Not everyone follows the same pattern. Some people are larks, preferring to rise early and retire early, while owls find it difficult to function in the morning but thrive late at night. These “chronotypes” are largely determined by genes. Most of us fall somewhere in the middle.

At the extreme end of the spectrum are people with a rare but somewhat treatable disorder called familial advanced sleep-phase syndrome (FASPS), who wake naturally in the early hours of the morning and fall asleep in the early evening. We now know that FASPS is caused by a single mutation in a gene called PER2, one of a handful clock genes responsible for setting the SCN.
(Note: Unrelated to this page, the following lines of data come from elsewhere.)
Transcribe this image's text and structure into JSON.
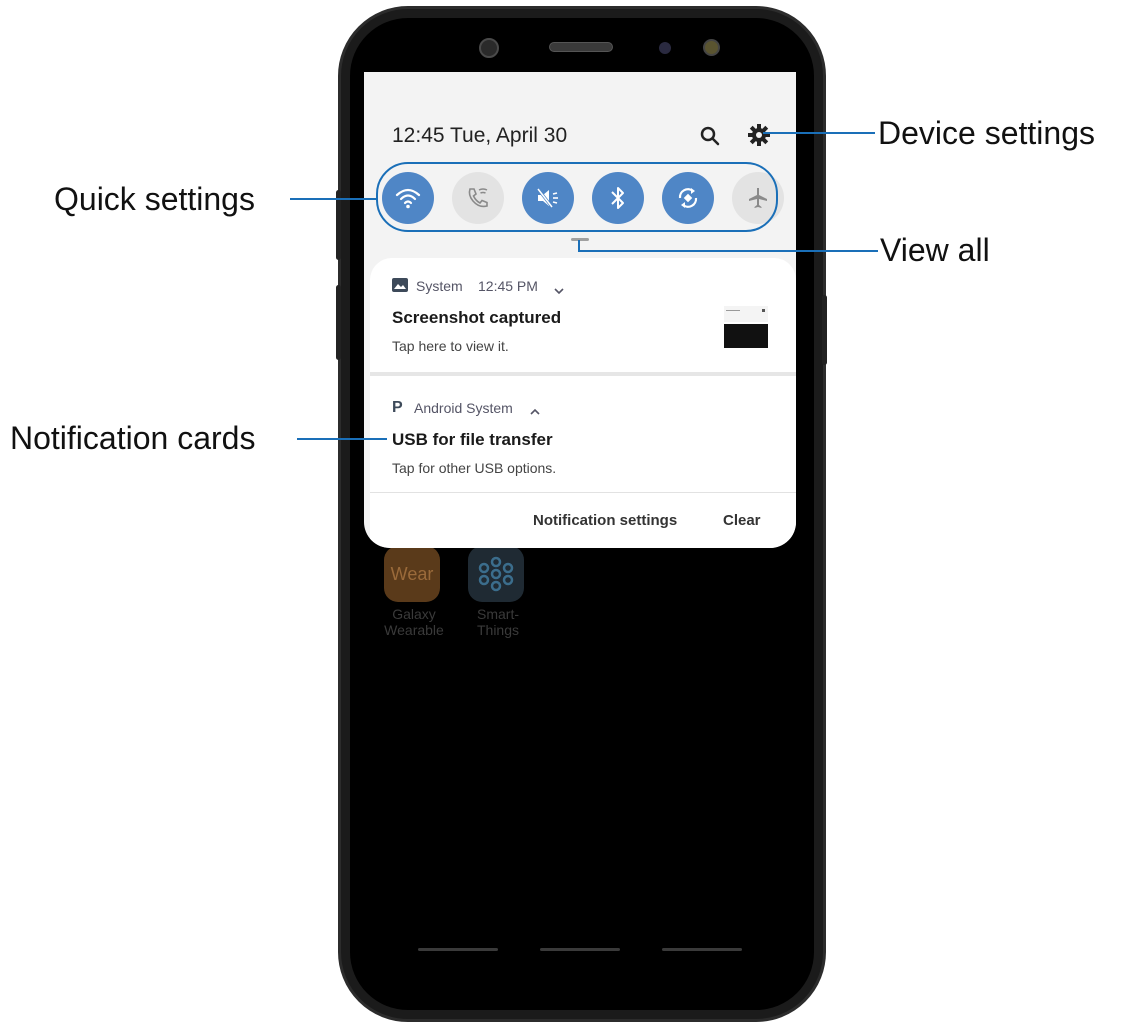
{
  "status": {
    "time_date": "12:45  Tue, April 30"
  },
  "quick_settings": {
    "toggles": [
      {
        "name": "wifi",
        "state": "on"
      },
      {
        "name": "wifi-calling",
        "state": "off"
      },
      {
        "name": "sound-mute",
        "state": "on"
      },
      {
        "name": "bluetooth",
        "state": "on"
      },
      {
        "name": "auto-rotate",
        "state": "on"
      },
      {
        "name": "airplane-mode",
        "state": "off"
      }
    ]
  },
  "notifications": [
    {
      "app": "System",
      "time": "12:45 PM",
      "title": "Screenshot captured",
      "body": "Tap here to view it."
    },
    {
      "app": "Android System",
      "time": "",
      "title": "USB for file transfer",
      "body": "Tap for other USB options."
    }
  ],
  "actions": {
    "settings": "Notification settings",
    "clear": "Clear"
  },
  "home_apps": [
    {
      "icon_text": "Wear",
      "label_line1": "Galaxy",
      "label_line2": "Wearable"
    },
    {
      "icon_text": "",
      "label_line1": "Smart-",
      "label_line2": "Things"
    }
  ],
  "callouts": {
    "device_settings": "Device settings",
    "quick_settings": "Quick settings",
    "view_all": "View all",
    "notification_cards": "Notification cards"
  },
  "colors": {
    "accent": "#4f86c6",
    "callout_line": "#1a6fb8"
  }
}
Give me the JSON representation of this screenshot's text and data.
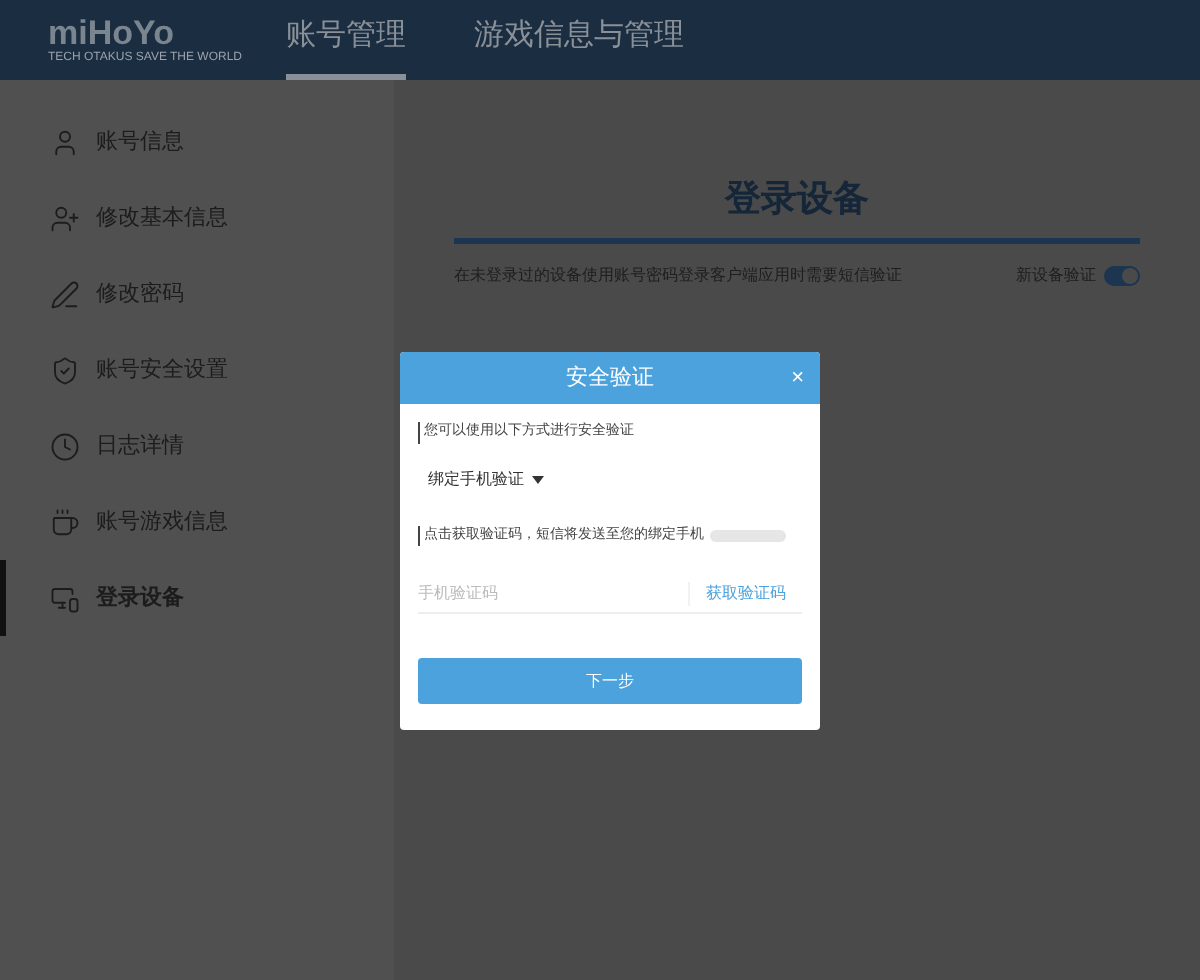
{
  "header": {
    "logo": "miHoYo",
    "tagline": "TECH OTAKUS SAVE THE WORLD",
    "tabs": [
      {
        "label": "账号管理",
        "selected": true
      },
      {
        "label": "游戏信息与管理",
        "selected": false
      }
    ]
  },
  "sidebar": {
    "items": [
      {
        "label": "账号信息",
        "selected": false
      },
      {
        "label": "修改基本信息",
        "selected": false
      },
      {
        "label": "修改密码",
        "selected": false
      },
      {
        "label": "账号安全设置",
        "selected": false
      },
      {
        "label": "日志详情",
        "selected": false
      },
      {
        "label": "账号游戏信息",
        "selected": false
      },
      {
        "label": "登录设备",
        "selected": true
      }
    ]
  },
  "main": {
    "title": "登录设备",
    "description": "在未登录过的设备使用账号密码登录客户端应用时需要短信验证",
    "toggle": {
      "label": "新设备验证",
      "on": true
    }
  },
  "dialog": {
    "title": "安全验证",
    "close": "×",
    "prompt": "您可以使用以下方式进行安全验证",
    "method": "绑定手机验证",
    "notice": "点击获取验证码，短信将发送至您的绑定手机",
    "code_field": {
      "placeholder": "手机验证码"
    },
    "get_code": "获取验证码",
    "next": "下一步"
  }
}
Clocks can also be nudged forwards by exposure to bright light in the early morning, through preliminary evidence suggests that some people’s clocks are more resistant to resetting than others, says Steven Brown of the University of Zurich in Switzerland. This might explain why some people are more susceptible to jetlag and find it harder to adapt to shift work than other people.

Age can also cause profound shifts in your body clock. Older people tend to sleep less and wake earlier. Brown’s lab recently discovered a factor in the blood of elderly people that can shift the circadian rhythms of skin cells towards the lark end of the spectrum (Proceedings of the National Academies of Science, Vol 108, P 7218).

This discovery suggests it might be possible to develop drugs that turn owls into larks and vice versa. “That could be useful not only for older individuals, but for shift workers and people with sleep syndromes,” says Brown. Though don’t hold out any hope of sleepy teens ever being bright eyes and bushy tailed at 9 am.